Nigel A. J. McMillan, Griffith Centre for Cell and Gene Medicine, Menzies Health Institute, Queensland, Griffith University, obtained his Ph.D. at the University of Otago, New Zealand, in 1991. He is currently Professor of Infectious Diseases at Griffith University and explores the links between viruses and cancer. This includes developing novel nanoparticle delivery systems for RNAi and CRISPR. His laboratory was the first to report a cure for cancer using CRISPR-loaded nanoparticles in 2019, and in 2021, his laboratory published the first cure for SARS-CoV-2 infection in animal models using siRNA.

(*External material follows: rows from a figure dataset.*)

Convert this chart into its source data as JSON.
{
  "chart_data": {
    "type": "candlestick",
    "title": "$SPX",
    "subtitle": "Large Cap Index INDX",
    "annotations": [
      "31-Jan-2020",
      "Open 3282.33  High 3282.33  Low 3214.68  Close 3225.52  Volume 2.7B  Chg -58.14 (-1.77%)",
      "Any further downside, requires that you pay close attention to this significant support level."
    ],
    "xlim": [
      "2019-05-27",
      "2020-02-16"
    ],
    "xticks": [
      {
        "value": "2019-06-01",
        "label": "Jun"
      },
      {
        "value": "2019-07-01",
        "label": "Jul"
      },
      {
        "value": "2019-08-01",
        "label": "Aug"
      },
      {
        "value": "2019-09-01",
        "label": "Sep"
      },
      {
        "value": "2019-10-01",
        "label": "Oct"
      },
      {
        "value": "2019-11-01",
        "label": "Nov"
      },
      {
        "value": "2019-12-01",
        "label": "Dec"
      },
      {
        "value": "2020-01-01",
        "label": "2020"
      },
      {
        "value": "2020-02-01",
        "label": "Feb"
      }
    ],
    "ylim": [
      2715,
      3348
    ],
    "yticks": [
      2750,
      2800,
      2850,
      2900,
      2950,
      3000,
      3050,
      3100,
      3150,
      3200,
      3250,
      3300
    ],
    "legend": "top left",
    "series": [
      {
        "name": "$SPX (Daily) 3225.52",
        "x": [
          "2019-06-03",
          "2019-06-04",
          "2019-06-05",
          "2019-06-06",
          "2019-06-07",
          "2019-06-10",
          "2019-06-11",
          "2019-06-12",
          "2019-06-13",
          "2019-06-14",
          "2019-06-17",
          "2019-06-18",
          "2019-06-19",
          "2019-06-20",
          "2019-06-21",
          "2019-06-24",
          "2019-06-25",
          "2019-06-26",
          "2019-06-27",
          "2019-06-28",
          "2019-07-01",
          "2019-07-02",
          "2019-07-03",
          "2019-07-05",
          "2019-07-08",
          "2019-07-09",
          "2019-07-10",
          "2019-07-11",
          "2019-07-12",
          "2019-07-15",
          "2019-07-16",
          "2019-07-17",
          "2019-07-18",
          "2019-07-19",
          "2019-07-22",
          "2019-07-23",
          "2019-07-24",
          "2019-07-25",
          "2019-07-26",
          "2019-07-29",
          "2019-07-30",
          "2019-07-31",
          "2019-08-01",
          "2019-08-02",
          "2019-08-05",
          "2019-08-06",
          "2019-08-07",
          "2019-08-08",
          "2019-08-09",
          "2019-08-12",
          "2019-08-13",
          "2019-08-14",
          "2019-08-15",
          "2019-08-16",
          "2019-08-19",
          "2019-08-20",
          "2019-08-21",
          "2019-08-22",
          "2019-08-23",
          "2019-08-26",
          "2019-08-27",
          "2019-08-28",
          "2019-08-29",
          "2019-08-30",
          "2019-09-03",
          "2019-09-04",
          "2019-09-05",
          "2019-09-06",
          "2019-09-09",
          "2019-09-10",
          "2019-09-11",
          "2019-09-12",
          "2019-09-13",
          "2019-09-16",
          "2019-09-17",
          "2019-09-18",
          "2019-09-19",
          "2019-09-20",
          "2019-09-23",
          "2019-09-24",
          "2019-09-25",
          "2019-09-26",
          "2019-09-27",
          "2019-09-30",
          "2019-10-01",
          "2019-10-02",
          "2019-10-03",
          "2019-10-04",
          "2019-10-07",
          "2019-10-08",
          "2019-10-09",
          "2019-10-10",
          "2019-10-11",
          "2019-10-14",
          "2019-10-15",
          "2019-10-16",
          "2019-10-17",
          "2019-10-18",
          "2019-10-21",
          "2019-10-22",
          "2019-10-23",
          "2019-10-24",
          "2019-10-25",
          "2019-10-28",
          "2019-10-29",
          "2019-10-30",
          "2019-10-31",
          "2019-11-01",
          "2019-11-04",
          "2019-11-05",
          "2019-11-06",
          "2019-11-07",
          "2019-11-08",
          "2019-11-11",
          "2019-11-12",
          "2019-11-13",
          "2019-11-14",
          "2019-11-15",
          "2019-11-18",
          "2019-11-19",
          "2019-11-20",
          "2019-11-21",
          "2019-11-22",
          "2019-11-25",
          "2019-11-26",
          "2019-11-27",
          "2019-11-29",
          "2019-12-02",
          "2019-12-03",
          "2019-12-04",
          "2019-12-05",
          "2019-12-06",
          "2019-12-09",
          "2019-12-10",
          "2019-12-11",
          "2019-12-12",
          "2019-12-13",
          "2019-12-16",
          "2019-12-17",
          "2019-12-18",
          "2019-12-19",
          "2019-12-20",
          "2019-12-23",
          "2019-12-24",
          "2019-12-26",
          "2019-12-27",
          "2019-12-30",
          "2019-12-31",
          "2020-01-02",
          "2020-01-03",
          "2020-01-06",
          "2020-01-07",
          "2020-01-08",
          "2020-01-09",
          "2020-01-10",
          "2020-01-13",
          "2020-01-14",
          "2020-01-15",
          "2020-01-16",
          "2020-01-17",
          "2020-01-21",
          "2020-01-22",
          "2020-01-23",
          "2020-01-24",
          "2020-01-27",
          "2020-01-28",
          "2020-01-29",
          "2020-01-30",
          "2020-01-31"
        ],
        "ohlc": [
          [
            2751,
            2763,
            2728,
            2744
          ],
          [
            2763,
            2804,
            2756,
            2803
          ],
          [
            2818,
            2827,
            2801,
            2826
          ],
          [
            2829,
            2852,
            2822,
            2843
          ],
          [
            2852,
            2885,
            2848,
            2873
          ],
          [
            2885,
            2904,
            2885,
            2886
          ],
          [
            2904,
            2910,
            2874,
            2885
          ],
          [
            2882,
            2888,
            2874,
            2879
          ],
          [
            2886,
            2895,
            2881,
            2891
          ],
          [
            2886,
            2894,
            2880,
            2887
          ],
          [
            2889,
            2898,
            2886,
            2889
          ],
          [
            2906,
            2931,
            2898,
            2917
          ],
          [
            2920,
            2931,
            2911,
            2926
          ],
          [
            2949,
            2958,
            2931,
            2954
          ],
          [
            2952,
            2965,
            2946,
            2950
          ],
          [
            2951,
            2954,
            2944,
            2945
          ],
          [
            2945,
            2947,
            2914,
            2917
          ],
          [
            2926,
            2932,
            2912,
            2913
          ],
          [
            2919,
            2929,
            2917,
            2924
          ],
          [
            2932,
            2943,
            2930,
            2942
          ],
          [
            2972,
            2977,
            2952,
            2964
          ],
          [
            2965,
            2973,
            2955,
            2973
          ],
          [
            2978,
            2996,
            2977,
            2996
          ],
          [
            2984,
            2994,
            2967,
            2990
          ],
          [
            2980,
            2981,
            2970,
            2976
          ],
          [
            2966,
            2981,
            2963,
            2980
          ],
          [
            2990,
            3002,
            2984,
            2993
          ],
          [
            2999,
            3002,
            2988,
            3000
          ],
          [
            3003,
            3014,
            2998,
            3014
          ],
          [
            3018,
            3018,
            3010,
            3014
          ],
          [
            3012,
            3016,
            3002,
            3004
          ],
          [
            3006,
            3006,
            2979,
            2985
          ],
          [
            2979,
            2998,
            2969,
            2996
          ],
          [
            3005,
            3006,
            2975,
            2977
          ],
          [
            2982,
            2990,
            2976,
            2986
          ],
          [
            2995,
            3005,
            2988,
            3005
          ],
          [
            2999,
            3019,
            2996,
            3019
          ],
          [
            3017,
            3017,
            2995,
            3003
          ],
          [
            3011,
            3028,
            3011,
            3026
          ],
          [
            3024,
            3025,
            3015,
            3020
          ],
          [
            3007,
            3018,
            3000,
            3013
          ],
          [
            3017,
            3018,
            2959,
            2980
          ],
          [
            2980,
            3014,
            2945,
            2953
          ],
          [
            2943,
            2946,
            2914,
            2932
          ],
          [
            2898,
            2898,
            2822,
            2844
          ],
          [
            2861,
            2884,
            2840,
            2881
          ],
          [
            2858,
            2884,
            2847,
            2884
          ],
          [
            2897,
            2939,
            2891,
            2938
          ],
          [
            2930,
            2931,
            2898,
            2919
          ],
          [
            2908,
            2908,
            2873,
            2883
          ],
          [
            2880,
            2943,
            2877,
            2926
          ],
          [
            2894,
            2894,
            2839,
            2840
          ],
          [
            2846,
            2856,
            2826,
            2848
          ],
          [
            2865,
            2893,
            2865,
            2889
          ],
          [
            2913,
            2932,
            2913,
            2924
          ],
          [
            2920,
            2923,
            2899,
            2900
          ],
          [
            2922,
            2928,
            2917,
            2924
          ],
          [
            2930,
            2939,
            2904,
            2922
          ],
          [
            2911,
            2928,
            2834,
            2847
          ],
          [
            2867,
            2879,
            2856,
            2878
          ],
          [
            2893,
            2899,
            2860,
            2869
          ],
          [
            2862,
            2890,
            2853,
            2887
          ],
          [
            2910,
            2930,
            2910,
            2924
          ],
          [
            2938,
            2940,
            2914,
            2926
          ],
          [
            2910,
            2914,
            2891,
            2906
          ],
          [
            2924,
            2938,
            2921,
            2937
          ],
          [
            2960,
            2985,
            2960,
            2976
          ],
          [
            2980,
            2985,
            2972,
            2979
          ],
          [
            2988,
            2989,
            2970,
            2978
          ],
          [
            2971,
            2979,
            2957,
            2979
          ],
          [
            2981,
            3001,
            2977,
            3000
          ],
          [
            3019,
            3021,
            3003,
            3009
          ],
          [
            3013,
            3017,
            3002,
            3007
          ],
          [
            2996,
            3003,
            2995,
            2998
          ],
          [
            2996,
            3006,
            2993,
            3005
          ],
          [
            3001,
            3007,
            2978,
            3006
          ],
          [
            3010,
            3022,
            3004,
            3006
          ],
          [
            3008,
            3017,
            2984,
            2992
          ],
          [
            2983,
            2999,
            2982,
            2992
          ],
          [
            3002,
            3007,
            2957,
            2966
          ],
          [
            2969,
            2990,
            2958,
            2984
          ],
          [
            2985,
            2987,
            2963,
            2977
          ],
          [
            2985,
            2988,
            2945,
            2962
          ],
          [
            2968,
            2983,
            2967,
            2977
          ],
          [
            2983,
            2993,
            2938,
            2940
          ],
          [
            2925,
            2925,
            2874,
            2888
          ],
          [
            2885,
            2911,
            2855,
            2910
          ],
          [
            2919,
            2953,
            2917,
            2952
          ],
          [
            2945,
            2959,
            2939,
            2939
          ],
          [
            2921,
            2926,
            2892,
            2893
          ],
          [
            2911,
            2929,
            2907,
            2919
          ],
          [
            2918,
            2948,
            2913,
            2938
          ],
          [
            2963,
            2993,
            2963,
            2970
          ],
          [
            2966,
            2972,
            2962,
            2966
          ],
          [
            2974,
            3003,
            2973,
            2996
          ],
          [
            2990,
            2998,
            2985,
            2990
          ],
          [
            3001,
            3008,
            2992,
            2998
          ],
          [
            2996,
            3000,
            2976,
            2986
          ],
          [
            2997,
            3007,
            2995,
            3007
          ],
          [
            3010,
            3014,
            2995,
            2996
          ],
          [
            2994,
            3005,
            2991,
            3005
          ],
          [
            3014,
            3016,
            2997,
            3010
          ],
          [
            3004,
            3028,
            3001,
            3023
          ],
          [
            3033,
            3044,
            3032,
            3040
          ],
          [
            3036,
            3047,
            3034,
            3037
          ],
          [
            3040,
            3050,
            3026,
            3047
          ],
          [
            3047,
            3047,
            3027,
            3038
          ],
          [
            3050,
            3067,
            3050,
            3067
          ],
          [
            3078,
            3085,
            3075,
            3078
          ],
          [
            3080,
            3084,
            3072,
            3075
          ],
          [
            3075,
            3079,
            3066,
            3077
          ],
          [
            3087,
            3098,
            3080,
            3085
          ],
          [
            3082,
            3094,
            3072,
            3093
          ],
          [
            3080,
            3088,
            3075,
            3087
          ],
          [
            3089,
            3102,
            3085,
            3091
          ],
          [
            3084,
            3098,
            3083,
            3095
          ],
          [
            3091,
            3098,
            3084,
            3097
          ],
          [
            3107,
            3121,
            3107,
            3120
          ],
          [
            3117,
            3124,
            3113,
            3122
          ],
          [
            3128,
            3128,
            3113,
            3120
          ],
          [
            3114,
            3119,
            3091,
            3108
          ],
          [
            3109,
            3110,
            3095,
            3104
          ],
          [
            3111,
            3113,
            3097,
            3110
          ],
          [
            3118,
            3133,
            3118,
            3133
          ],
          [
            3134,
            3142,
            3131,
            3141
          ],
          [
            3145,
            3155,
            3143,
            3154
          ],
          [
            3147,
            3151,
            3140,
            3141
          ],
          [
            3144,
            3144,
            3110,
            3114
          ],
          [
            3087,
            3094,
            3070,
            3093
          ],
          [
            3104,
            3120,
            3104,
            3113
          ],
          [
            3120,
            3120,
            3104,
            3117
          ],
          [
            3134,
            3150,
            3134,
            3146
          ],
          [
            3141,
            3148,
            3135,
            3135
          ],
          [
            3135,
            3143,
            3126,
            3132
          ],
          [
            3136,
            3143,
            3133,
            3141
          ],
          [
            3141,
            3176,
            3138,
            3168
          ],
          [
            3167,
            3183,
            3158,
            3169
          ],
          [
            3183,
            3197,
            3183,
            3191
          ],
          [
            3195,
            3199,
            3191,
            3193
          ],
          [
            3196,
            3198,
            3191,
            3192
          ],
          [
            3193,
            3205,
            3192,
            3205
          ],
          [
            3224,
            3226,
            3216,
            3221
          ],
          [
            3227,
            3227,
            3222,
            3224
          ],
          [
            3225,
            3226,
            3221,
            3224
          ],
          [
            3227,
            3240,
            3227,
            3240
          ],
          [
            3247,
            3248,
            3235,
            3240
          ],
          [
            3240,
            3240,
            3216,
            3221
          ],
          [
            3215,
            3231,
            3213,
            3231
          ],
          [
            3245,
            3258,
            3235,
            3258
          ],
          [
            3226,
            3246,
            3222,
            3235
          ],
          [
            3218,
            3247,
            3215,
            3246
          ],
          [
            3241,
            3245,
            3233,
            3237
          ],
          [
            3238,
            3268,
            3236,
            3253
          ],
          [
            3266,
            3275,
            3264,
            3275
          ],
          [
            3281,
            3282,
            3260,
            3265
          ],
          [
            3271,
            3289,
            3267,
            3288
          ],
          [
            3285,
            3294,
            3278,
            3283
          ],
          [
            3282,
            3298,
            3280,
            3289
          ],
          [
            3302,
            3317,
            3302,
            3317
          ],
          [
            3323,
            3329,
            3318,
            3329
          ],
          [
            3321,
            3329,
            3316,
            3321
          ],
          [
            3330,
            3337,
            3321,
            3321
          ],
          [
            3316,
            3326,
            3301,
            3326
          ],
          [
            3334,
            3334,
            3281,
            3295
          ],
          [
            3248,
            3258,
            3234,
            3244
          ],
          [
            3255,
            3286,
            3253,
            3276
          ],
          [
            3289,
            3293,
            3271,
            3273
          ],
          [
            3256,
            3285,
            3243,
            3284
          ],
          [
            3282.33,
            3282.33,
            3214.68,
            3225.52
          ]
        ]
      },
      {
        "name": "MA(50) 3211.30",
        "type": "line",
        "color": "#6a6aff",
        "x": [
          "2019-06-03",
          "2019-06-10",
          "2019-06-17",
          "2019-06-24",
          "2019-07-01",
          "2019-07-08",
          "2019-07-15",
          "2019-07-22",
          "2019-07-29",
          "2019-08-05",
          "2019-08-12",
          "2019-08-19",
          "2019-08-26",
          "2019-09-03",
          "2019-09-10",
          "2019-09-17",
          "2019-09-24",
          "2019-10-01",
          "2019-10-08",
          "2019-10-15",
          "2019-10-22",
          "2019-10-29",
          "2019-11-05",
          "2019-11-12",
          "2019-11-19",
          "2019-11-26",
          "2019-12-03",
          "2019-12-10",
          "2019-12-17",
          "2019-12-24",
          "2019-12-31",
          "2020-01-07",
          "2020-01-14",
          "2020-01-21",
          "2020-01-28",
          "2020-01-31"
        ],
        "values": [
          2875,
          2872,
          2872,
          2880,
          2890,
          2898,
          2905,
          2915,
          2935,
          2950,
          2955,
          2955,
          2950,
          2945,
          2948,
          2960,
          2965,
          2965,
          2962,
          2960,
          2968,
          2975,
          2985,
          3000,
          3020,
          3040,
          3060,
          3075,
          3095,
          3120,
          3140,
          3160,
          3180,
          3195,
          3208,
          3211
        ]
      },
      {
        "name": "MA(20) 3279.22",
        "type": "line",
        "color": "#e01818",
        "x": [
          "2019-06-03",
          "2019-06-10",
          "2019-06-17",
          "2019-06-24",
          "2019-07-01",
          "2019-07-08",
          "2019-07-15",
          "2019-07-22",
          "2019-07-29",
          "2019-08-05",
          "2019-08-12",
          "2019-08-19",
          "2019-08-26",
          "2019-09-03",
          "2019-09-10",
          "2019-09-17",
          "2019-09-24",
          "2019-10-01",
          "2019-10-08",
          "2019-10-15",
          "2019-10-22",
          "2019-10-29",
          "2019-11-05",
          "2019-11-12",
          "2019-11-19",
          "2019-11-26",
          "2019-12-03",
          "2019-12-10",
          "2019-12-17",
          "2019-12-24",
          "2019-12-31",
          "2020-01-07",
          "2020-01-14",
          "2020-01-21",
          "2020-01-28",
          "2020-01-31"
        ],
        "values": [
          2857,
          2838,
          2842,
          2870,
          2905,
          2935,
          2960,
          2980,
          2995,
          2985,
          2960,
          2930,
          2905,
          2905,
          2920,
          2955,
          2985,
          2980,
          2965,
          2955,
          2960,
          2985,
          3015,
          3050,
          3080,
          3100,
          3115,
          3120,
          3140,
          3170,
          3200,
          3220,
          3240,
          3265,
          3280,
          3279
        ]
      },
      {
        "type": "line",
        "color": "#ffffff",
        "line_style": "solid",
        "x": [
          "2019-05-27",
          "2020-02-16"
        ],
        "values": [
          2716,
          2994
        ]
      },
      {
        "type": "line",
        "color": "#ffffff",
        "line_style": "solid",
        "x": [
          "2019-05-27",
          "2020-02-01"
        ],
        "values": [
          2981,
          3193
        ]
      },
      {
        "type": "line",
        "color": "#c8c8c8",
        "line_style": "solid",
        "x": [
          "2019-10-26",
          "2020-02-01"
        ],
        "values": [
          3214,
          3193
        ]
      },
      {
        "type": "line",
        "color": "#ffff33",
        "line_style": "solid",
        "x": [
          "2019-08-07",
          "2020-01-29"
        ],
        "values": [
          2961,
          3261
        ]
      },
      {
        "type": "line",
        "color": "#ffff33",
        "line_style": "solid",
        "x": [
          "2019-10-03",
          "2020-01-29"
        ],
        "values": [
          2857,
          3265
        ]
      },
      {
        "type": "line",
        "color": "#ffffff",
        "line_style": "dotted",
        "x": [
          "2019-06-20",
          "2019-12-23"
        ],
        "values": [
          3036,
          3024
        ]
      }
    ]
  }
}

Firdausi Qadri, Ph.D., is a Senior Scientist, Infectious Diseases Division, at icddr,b, Dhaka, Bangladesh. She also heads the Mucosal Immunology and Vaccinology Unit. Her work includes basic and applied immunology of infectious diseases but also clinical and large field-based studies on enteric vaccines and has coauthored 406 peer-reviewed publications, including reviews and book chapters. Special interests are infections caused by V. cholerae, Shigella, ETEC, Salmonella spp., and Helicobacter pylori under grants from Sida, the NIH, BMGF, USAID, the University of Oxford, and the European Union. The results have produced an impact on the field of enteric diseases, specifically in the areas of immunological, genetic, and genomic mechanisms, proteomics, metagenomics, diagnostics, and vaccine development. She has been elected fellow of many societies, including ASM, AAM, TWAS, IDSA, BAS, and INSA, and serves on advisory boards, including the ISDB science, biotechnology, and innovation board.